I’m talking about the amazing report of the US Department of Education Office of Inspector General involving the Reading First portion of the No Child Left Behind. The OIG found that the DOE personnel:

  1. deliberately obscured the requirements of NCLB
  2. imposed conditions on the states which are not in the act, 
  3. were totally indifferent to blatant conflicts of interest of persons appointed to panels reviewing state proposals, 
  4. ignored the law in illegally constituting review panels
  5. and interfered in the selection of curricula, texts and tests by states and school districts illegally, according the provisions of NCLB itself and the Department of Education Authorizing Act (1979).

That sounds a lot more damaging to a lot more kids than what the reprehensible representative did. When George Miller, the ranking Democrat on the House Committee on Education and the Work Force expressed his outrage and called for immediate hearings in the House, the Republican leadership said no. 

NCLB, including Reading First, is a major program of the Bush administration which had bipartisan support not only from Miller but from Senator Kennedy as well. School administrators know that Reading First has been a disaster for schools in every part of every state.

State and local schools administrators have been caught in the middle between the bureaucrats in the DOE and parents, students and teachers, forced to enforce absurd programs like Direct Instruction Reading and DIBELS and to defend them as “scientifically based”. Now the ugly truth is revealed: those who authored and profited from these programs were illegally employed to review state proposals and insist on including these absurdities as a condition of approving them.

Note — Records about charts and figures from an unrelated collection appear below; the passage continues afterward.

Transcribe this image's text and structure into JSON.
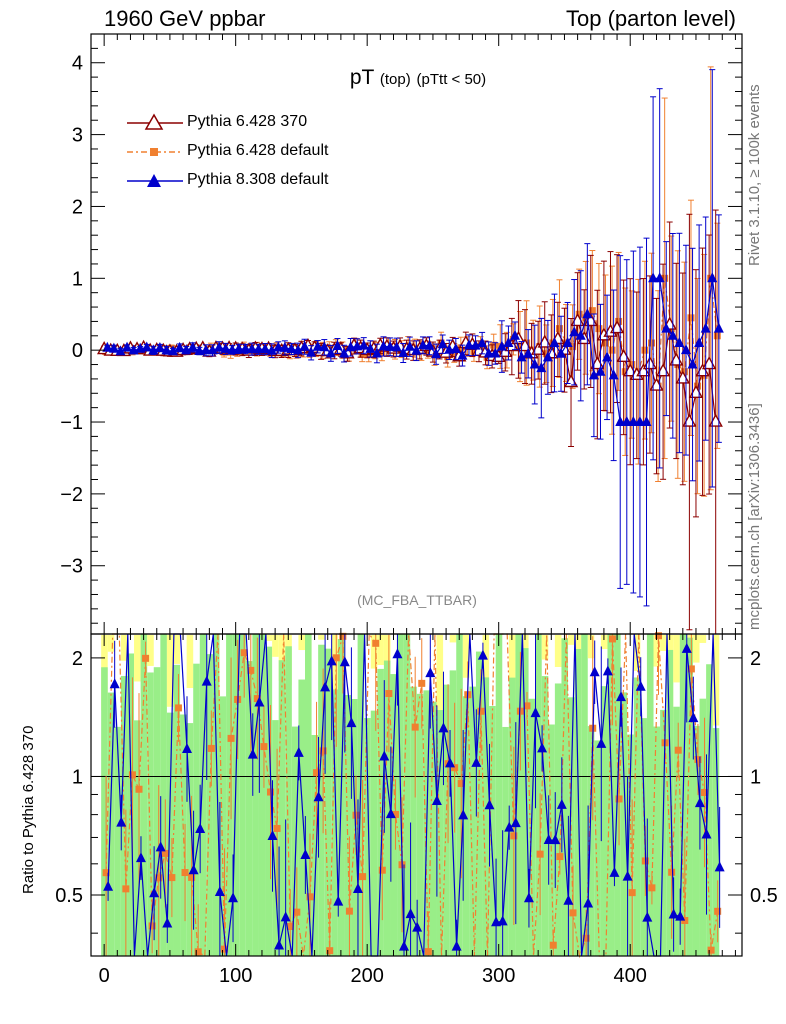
{
  "header": {
    "left": "1960 GeV ppbar",
    "right": "Top (parton level)"
  },
  "side_texts": {
    "rivet": "Rivet 3.1.10, ≥ 100k events",
    "mcplots": "mcplots.cern.ch [arXiv:1306.3436]"
  },
  "ratio_axis_label": "Ratio to Pythia 6.428 370",
  "analysis_tag": "(MC_FBA_TTBAR)",
  "plot_title": {
    "main": "pT",
    "sub1": "(top)",
    "sub2": "(pTtt < 50)"
  },
  "colors": {
    "series_a": "#8b0000",
    "series_b": "#f08030",
    "series_c": "#0000cc",
    "band_yellow": "#ffff88",
    "band_green": "#99ee88"
  },
  "chart_data": {
    "type": "line",
    "x_range": [
      -10,
      485
    ],
    "main_ylim": [
      -3.95,
      4.4
    ],
    "ratio_ylim": [
      0.35,
      2.3
    ],
    "ratio_scale": "log",
    "x_ticks": [
      "0",
      "100",
      "200",
      "300",
      "400"
    ],
    "main_y_ticks": [
      "−3",
      "−2",
      "−1",
      "0",
      "1",
      "2",
      "3",
      "4"
    ],
    "ratio_y_ticks": [
      "0.5",
      "1",
      "2"
    ],
    "series": [
      {
        "name": "Pythia 6.428 370",
        "marker": "open-triangle",
        "x": [
          300,
          305,
          310,
          315,
          320,
          325,
          330,
          335,
          340,
          345,
          350,
          355,
          360,
          365,
          370,
          375,
          380,
          385,
          390,
          395,
          400,
          405,
          410,
          415,
          420,
          425,
          430,
          435,
          440,
          445,
          450,
          455,
          460,
          465
        ],
        "y": [
          -0.1,
          -0.03,
          0.05,
          0.15,
          0.05,
          -0.05,
          0.0,
          0.1,
          -0.05,
          0.15,
          0.0,
          -0.45,
          0.4,
          0.15,
          0.4,
          -0.2,
          0.2,
          0.25,
          0.3,
          -0.1,
          -0.3,
          -0.35,
          -0.3,
          -0.2,
          -0.5,
          -0.3,
          0.35,
          -0.15,
          -0.4,
          -1.0,
          -0.6,
          -0.3,
          -0.2,
          -1.0
        ]
      },
      {
        "name": "Pythia 6.428 default",
        "marker": "square",
        "x": [
          300,
          305,
          310,
          315,
          320,
          325,
          330,
          335,
          340,
          345,
          350,
          355,
          360,
          365,
          370,
          375,
          380,
          385,
          390,
          395,
          400,
          405,
          410,
          415,
          420,
          425,
          430,
          435,
          440,
          445,
          450,
          455,
          460,
          465
        ],
        "y": [
          0.05,
          0.0,
          0.15,
          0.05,
          0.1,
          0.0,
          0.05,
          -0.05,
          0.1,
          0.3,
          0.1,
          0.05,
          0.5,
          0.45,
          0.55,
          0.3,
          0.1,
          0.0,
          0.4,
          -0.3,
          -0.2,
          -0.3,
          0.0,
          0.1,
          -0.5,
          1.0,
          0.3,
          -0.2,
          -0.3,
          0.45,
          -0.5,
          -0.35,
          1.0,
          0.2
        ]
      },
      {
        "name": "Pythia 8.308 default",
        "marker": "filled-triangle",
        "x": [
          300,
          305,
          310,
          315,
          320,
          325,
          330,
          335,
          340,
          345,
          350,
          355,
          360,
          365,
          370,
          375,
          380,
          385,
          390,
          395,
          400,
          405,
          410,
          415,
          420,
          425,
          430,
          435,
          440,
          445,
          450,
          455,
          460,
          465
        ],
        "y": [
          0.05,
          0.1,
          0.2,
          -0.1,
          -0.05,
          -0.2,
          -0.25,
          -0.1,
          0.1,
          -0.05,
          0.1,
          0.25,
          0.2,
          0.5,
          -0.35,
          -0.3,
          -0.1,
          -0.35,
          -1.0,
          -1.0,
          -1.0,
          -1.0,
          -1.0,
          1.0,
          1.0,
          0.3,
          0.2,
          0.1,
          0.0,
          -0.2,
          0.1,
          0.3,
          1.0,
          0.3
        ]
      }
    ]
  }
}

Chris Doherty, the Reading First Director is the chosen fall-guy. It’s already been announced he is leaving DOE . His only original qualification for the job is that he directed an unssuccessful Direct Instruction program in Baltimore. His assistant Sandi Jacobs has ben transferred to another job. The OIG report contains emails between Doherty and Ed Kame’enui (mentioned as having conflicts of interest}, and others boasting about how they were pushing some programs on states while harpooning others. While not as salacious as Foley’s emails they are much clearly illegal. Doherty even boasts he forced school districts in a number of states to drop blacklisted programs after their state proposals had already been approved.. Rigby and Reading Recovery are mentioned by name in the emails.

The OIG report has asked for the review of all state Reading First contracts with DOE. There is little doubt that there is a basis in what has already been revealed to declare them all illegal according to the NCLB law itself and the law establishing the DOE.

So why isn’t this scandal causing the repercussions that the Foley missteps have caused? Why did TV news virtually ignore it? With NCLB up for renewal for another 7 year sequence in the next Congress, why isn’t this becoming a major issue in the mid-term elections?

Maybe it’s because some very powerful interests have put a lid on it. Maybe the Reading First scandal has the potential for being a lot more embarrassing for some very important people than Foley’s Follies.